Le juge doit motiver toute décision de refuser une garde alternée. La Cour de cassation a ainsi annulé, le 14 mars 2006, un arrêt de la cour d’appel de Grenoble du 8 février 2005 car les « simples affirmations » de celle-ci ne constituaient pas « une motivation permettant à la Cour de cassation d’exercer son contrôle » ( n ° 05-14696). En l’espèce, une ordonnance du juge aux affaires familiales avait fixé, le 2 novembre 2000, la résidence habituelle de deux enfants chez leur mère. Le 31 mars 2003, le père avait demandé qu’elle soit fixée à son domicile ou, à défaut, qu’une garde alternée soit mise en œuvre, aux motifs qu’il existait des éléments nouveaux justifiant l’une ou l’autre de ces mesures. Pour refuser d’accéder à cette demande, les juges d’appel avaient énoncé que l’audition des enfants n’était pas utile, que la première enquête sociale déposée le 18 août 2000 n’en nécessitait pas une seconde et qu’il n’y avait pas lieu d’instaurer une garde alternée.

Quelles sanctions encourt un parent qui ne respecte pas ses obligations ?

L’article 227-5 du Code pénal prévoit de sanctionner la non-représentation d’enfant, par exemple caractérisée par le refus de raccompagner ce dernier, après un week-end, au parent qui en a obtenu la garde. Ce délit est passible d’un an d’emprisonnement et de 15 000 euros d’amende. La non-notification de changement d’adresse est également pénalement réprimée (art. 227-6 du Code pénal). La peine encourue est alors de six mois d’emprisonnement et de 7 500 euros d’amende. Enfin, le cas d’enlèvement par ascendant est puni d’un an d’emprisonnement et de 15 000 euros d’amende (art. 227-7 du Code pénal).

En quoi consiste la médiation familiale ?

La loi du 4 mars 2002 relative à l’autorité parentale a confirmé le recours à la médiation familiale : en cas de désaccord entre les parents, la recherche d’un exercice consensuel de l’autorité parentale est favorisée. Le juge aux affaires familiales peut proposer une mesure de médiation et, après avoir recueilli l’accord des parties, désigner un médiateur familial pour y procéder (art. 373-2-10 du Code civil). Ce dernier intervient « auprès de personnes en situation de rupture ou de séparation afin de favoriser la reconstruction de leur lien familial et aider à la recherche de solutions répondant aux besoins de chacun des membres de la famille » (art. 1 du décret n ° 2003-1166 du 2 décembre 2003 portant création du diplôme d’Etat de médiateur familial).

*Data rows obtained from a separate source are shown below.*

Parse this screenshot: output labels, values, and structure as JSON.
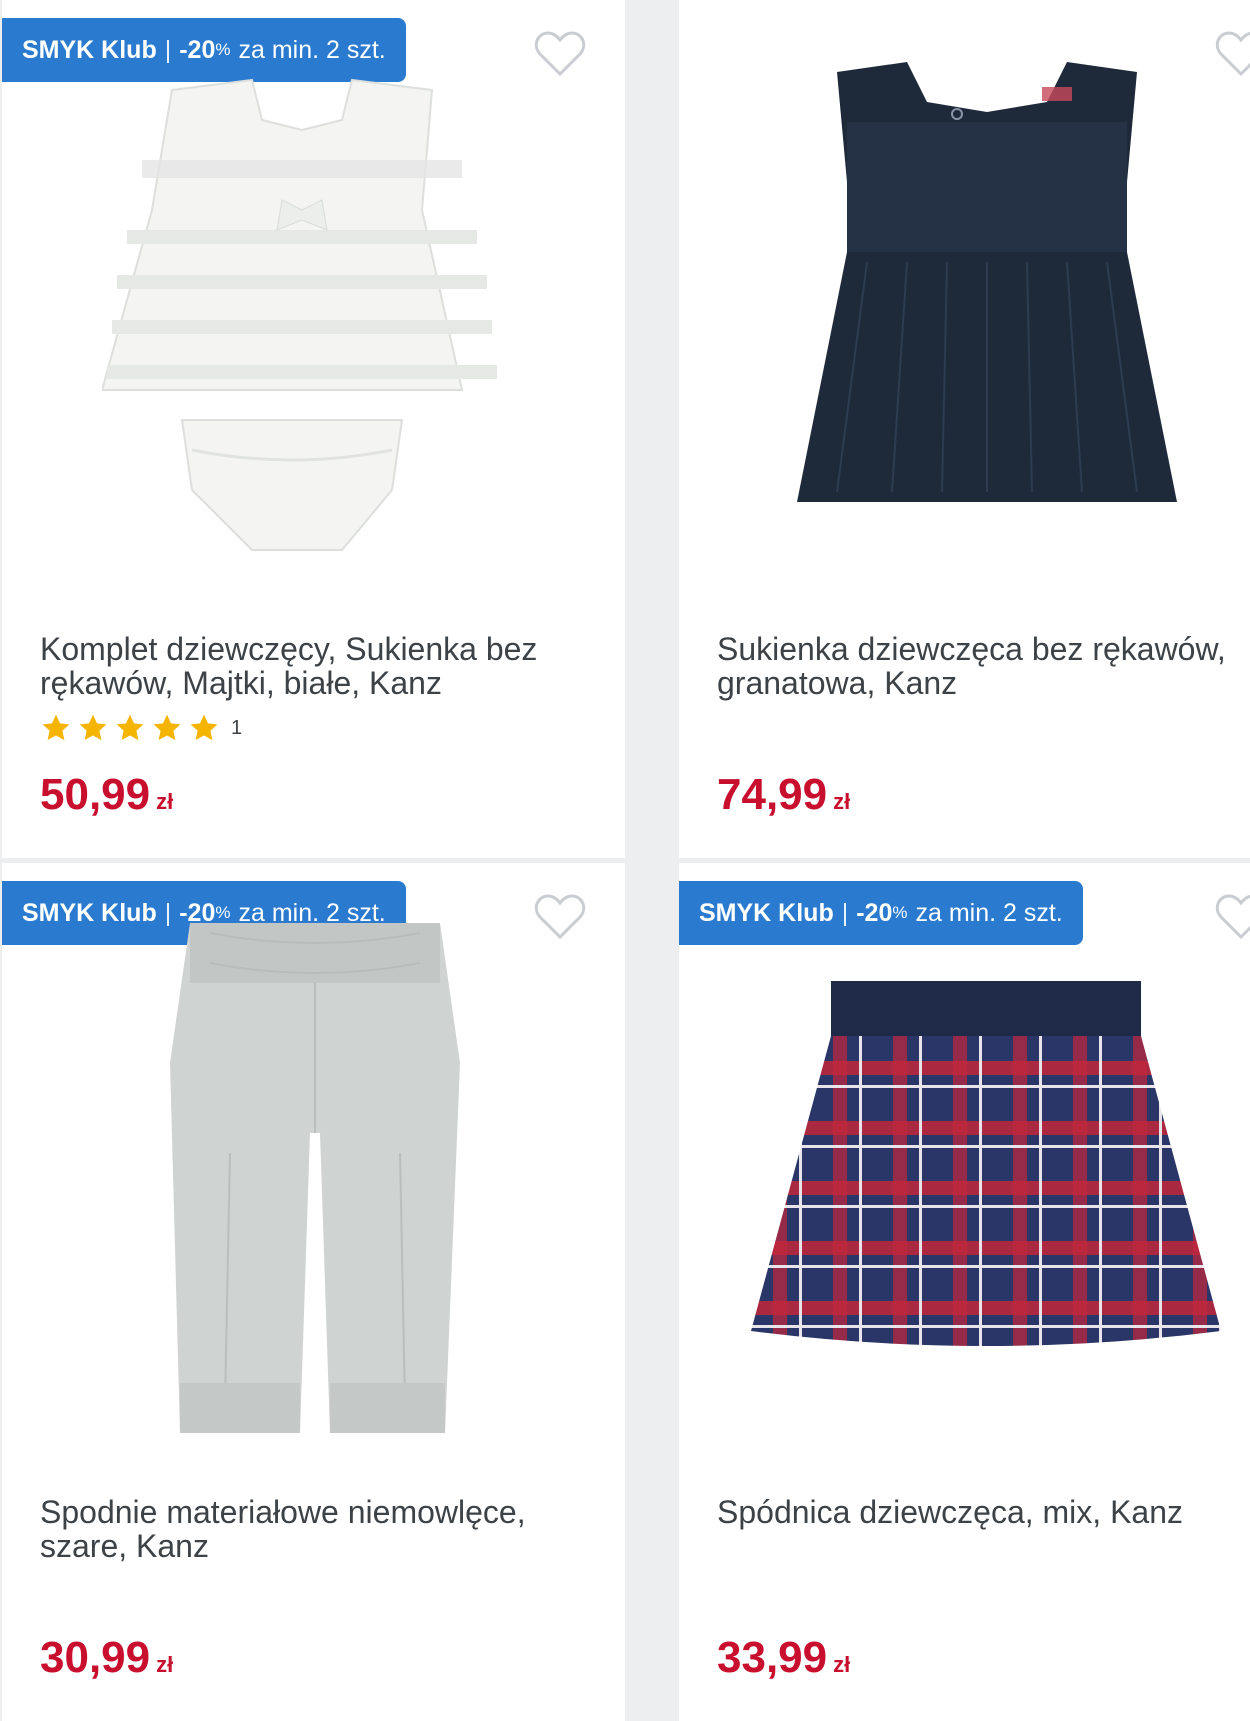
{
  "badge": {
    "brand": "SMYK Klub",
    "separator": "|",
    "discount": "-20",
    "percent": "%",
    "condition": "za min. 2 szt."
  },
  "currency": "zł",
  "products": [
    {
      "name_line1": "Komplet dziewczęcy, Sukienka bez",
      "name_line2": "rękawów, Majtki, białe, Kanz",
      "rating_count": "1",
      "rating_stars": 5,
      "price": "50,99",
      "has_badge": true
    },
    {
      "name_line1": "Sukienka dziewczęca bez rękawów,",
      "name_line2": "granatowa, Kanz",
      "price": "74,99",
      "has_badge": false
    },
    {
      "name_line1": "Spodnie materiałowe niemowlęce,",
      "name_line2": "szare, Kanz",
      "price": "30,99",
      "has_badge": true
    },
    {
      "name_line1": "Spódnica dziewczęca, mix, Kanz",
      "name_line2": "",
      "price": "33,99",
      "has_badge": true
    }
  ],
  "colors": {
    "badge_bg": "#2a7bd0",
    "price": "#c8102e",
    "star": "#f5b400",
    "heart_outline": "#c9ccd0"
  }
}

La Convention des droits de l’enfant aborde-t-elle la séparation des parents ?

L’article 9 de la Convention internationale des droits de l’enfant, adoptée par l’ONU le 20 novembre 1989, précise : « Les Etats parties veillent à ce que l’enfant ne soit pas séparé de ses parents contre leur gré, à moins que les autorités compétentes ne décident, sous réserve de révision judiciaire et conformément aux lois et procédures applicables, que cette séparation est nécessaire dans l’intérêt supérieur de l’enfant. Une décision en ce sens peut être nécessaire dans certains cas particuliers, par exemple lorsqu’ils vivent séparément et qu’une décision doit être prise au sujet du lieu de résidence de l’enfant [.]. Les Etats parties respectent le droit de l’enfant séparé de ses deux parents ou de l’un d’eux d’entretenir régulièrement des relations personnelles et des contacts directs avec ses deux parents, sauf si cela est contraire à l’intérêt supérieur de l’enfant. »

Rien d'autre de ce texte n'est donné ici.